Buster Keaton, horse whisperer.
In Cops, … [Buster] is tricked into buying a wagonload of furniture drawn by a downtrodden horse named Onyx (Clyde Bruckman bestowed the name because the animal purchased for the role was a bedraggled white in color). Onyx is singularly lacking in energy, and Buster’s efforts to urge the horse along have no discernible effect. Finally, he takes the bit in his mouth—literally—and starts pulling the wagon alongside the horse. “We planned it to lead into another gag,” Buster remembered. “We wanted to pan the angle shot slowly from me and on to show Onyx riding in the wagon and then to the furniture all unloaded and piled in the street. For two days we tried to get Onyx up into the wagon but he wanted no part of it. He wouldn’t walk up a ramp, refused to be hoisted in a veterinary’s belly band, kicked whenever we came near.

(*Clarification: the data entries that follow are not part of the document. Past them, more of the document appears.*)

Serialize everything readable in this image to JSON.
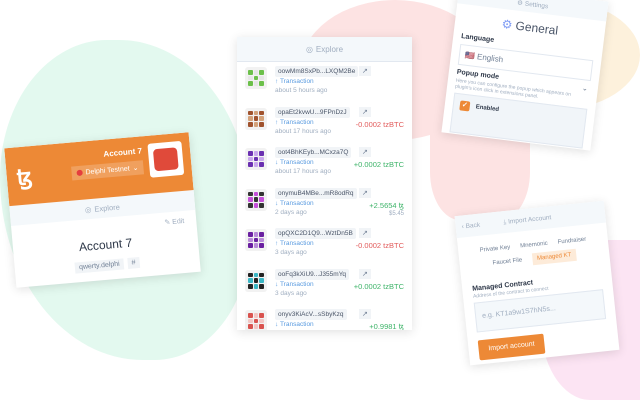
{
  "explore_panel": {
    "title": "Explore",
    "operations": [
      {
        "hash": "oowMm8SxPb...LXQM2Be",
        "type": "Transaction",
        "direction": "out",
        "time": "about 5 hours ago",
        "amount": "",
        "usd": "",
        "colors": [
          "#6cc04a",
          "#e6e6e6"
        ]
      },
      {
        "hash": "opaEt2kvwU...9FPnDzJ",
        "type": "Transaction",
        "direction": "out",
        "time": "about 17 hours ago",
        "amount": "-0.0002 tzBTC",
        "usd": "",
        "colors": [
          "#a0522d",
          "#d4a27a"
        ]
      },
      {
        "hash": "oot4BhKEyb...MCxza7Q",
        "type": "Transaction",
        "direction": "in",
        "time": "about 17 hours ago",
        "amount": "+0.0002 tzBTC",
        "usd": "",
        "colors": [
          "#6a2fb0",
          "#c9a7ee"
        ]
      },
      {
        "hash": "onymuB4MBe...mR8odRq",
        "type": "Transaction",
        "direction": "in",
        "time": "2 days ago",
        "amount": "+2.5654 ꜩ",
        "usd": "$5.45",
        "colors": [
          "#333333",
          "#c54fd9"
        ]
      },
      {
        "hash": "opQXC2D1Q9...WztDn5B",
        "type": "Transaction",
        "direction": "out",
        "time": "3 days ago",
        "amount": "-0.0002 tzBTC",
        "usd": "",
        "colors": [
          "#6a1fa0",
          "#b88ad9"
        ]
      },
      {
        "hash": "ooFq3kXiU9...J355mYq",
        "type": "Transaction",
        "direction": "in",
        "time": "3 days ago",
        "amount": "+0.0002 tzBTC",
        "usd": "",
        "colors": [
          "#222222",
          "#3ab6c4"
        ]
      },
      {
        "hash": "onyv3KiAcV...sSbyKzq",
        "type": "Transaction",
        "direction": "in",
        "time": "",
        "amount": "+0.9981 ꜩ",
        "usd": "",
        "colors": [
          "#d9534f",
          "#f3c6c4"
        ]
      }
    ]
  },
  "account_card": {
    "account_name": "Account 7",
    "network": "Delphi Testnet",
    "nav": "Explore",
    "edit": "Edit",
    "title": "Account 7",
    "domain": "qwerty.delphi",
    "hash_symbol": "#",
    "brand_color": "#ed8936"
  },
  "settings_card": {
    "header": "Settings",
    "title": "General",
    "language_label": "Language",
    "language_value": "English",
    "popup_label": "Popup mode",
    "popup_desc": "Here you can configure the popup which appears on plugin's icon click in extensions panel.",
    "popup_value": "Enabled"
  },
  "import_card": {
    "back": "Back",
    "header": "Import Account",
    "tabs": [
      "Private Key",
      "Mnemonic",
      "Fundraiser",
      "Faucet File",
      "Managed KT"
    ],
    "active_tab": "Managed KT",
    "field_label": "Managed Contract",
    "field_desc": "Address of the contract to connect",
    "placeholder": "e.g. KT1a9w1S7hN5s...",
    "submit": "Import account"
  }
}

Saturday we passed up the baseball game to work on the problem. But no soap. That night we quit, tired and disgusted. Monday morning we saw the reason for it all—a brand new colt standing wobbly alongside of her. Her I said. What a bunch of dopes we were.” Keaton, it should be noted, named the colt “Onyxpected.”
James Curtis. Buster Keaton: A Filmmaker’s Life, 2022, pp. 191.